Friday, February 5, 2010

The goldilocks problem

In teaching students how to design and implement proofs, we start them with an extremely structured format. This structure is both a boon and an irritation, since it helps organize the ingredients of a proof, while at the same time making the format of a proof extremely predictable. We have the goldilocks problem of making the form predictable enough, but not too predictable.

If students want to prove something about all natural numbers, they introduce a name for a generic natural number, prove things about it, and then conclude that the results they've proved apply to all natural numbers.

We force them to indent the results they prove about the generic natural number, to emphasize that they are inside the "world" where name they've introduced is a generic natural number.

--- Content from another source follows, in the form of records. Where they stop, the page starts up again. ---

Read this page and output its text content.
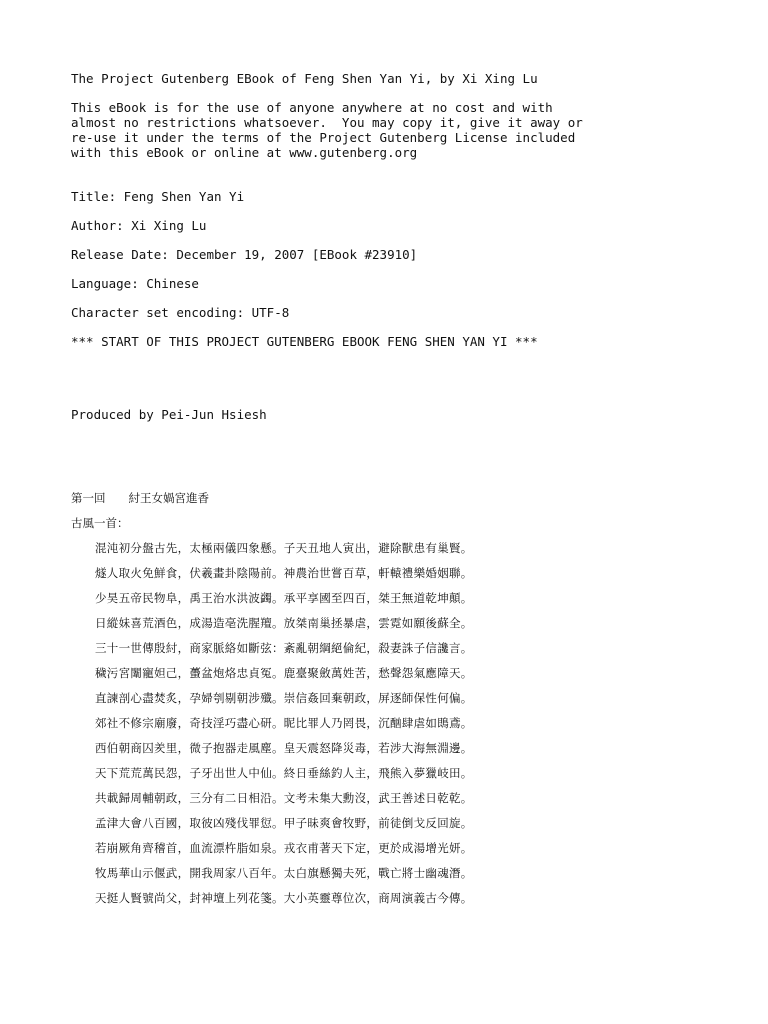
The Project Gutenberg EBook of Feng Shen Yan Yi, by Xi Xing Lu

This eBook is for the use of anyone anywhere at no cost and with

almost no restrictions whatsoever.  You may copy it, give it away or

re-use it under the terms of the Project Gutenberg License included

with this eBook or online at www.gutenberg.org

Title: Feng Shen Yan Yi

Author: Xi Xing Lu

Release Date: December 19, 2007 [EBook #23910]

Language: Chinese

Character set encoding: UTF-8

*** START OF THIS PROJECT GUTENBERG EBOOK FENG SHEN YAN YI ***

Produced by Pei-Jun Hsiesh

第一回　　紂王女媧宮進香

古風一首：

混沌初分盤古先，太極兩儀四象懸。子天丑地人寅出，避除獸患有巢賢。

燧人取火免鮮食，伏羲畫卦陰陽前。神農治世嘗百草，軒轅禮樂婚姻聯。

少昊五帝民物阜，禹王治水洪波蠲。承平享國至四百，桀王無道乾坤顛。

日縱妹喜荒酒色，成湯造亳洗腥羶。放桀南巢拯暴虐，雲霓如願後蘇全。

三十一世傳殷紂，商家脈絡如斷弦：紊亂朝綱絕倫紀，殺妻誅子信讒言。

穢污宮闈寵妲己，蠆盆炮烙忠貞冤。鹿臺聚斂萬姓苦，愁聲怨氣應障天。

直諫剖心盡焚炙，孕婦刳剔朝涉殲。崇信姦回棄朝政，屏逐師保性何偏。

郊社不修宗廟廢，奇技淫巧盡心研。昵比罪人乃罔畏，沉酗肆虐如鵖鳶。

西伯朝商囚羑里，微子抱器走風塵。皇天震怒降災毒，若涉大海無淵邊。

天下荒荒萬民怨，子牙出世人中仙。終日垂絲釣人主，飛熊入夢獵岐田。

共載歸周輔朝政，三分有二日相沿。文考未集大勳沒，武王善述日乾乾。

孟津大會八百國，取彼凶殘伐罪愆。甲子昧爽會牧野，前徒倒戈反回旋。

若崩厥角齊稽首，血流漂杵脂如泉。戎衣甫著天下定，更於成湯增光妍。

牧馬華山示偃武，開我周家八百年。太白旗懸獨夫死，戰亡將士幽魂潛。

天挺人賢號尚父，封神壇上列花箋。大小英靈尊位次，商周演義古今傳。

If they go further and implement a proof about an implication, of the form P implies Q, we have them (at least for a direct proof) assume P is true, indent some more, and then derive Q. Our rationale for this step is that if P were false the implication would be vacuously true, so they only have to worry about the case where P is true.

We expect students who become mature theoreticians will develop their own voice, and write clear, valid proofs that diverge from the proof format that we impose in our course, with its arbitrary order and indentation. We don't know exactly when they will develop this mathematical maturity (some of them may already have), so in the mean time we coerce them into mastering one format for proofs that they, and the course teaching staff, can agree works.

My challenge in communicating the proof format to them is to get most students to the point that they are nodding along with the proof format because they understand it, but stop before they are all nodding off. Goldilocks.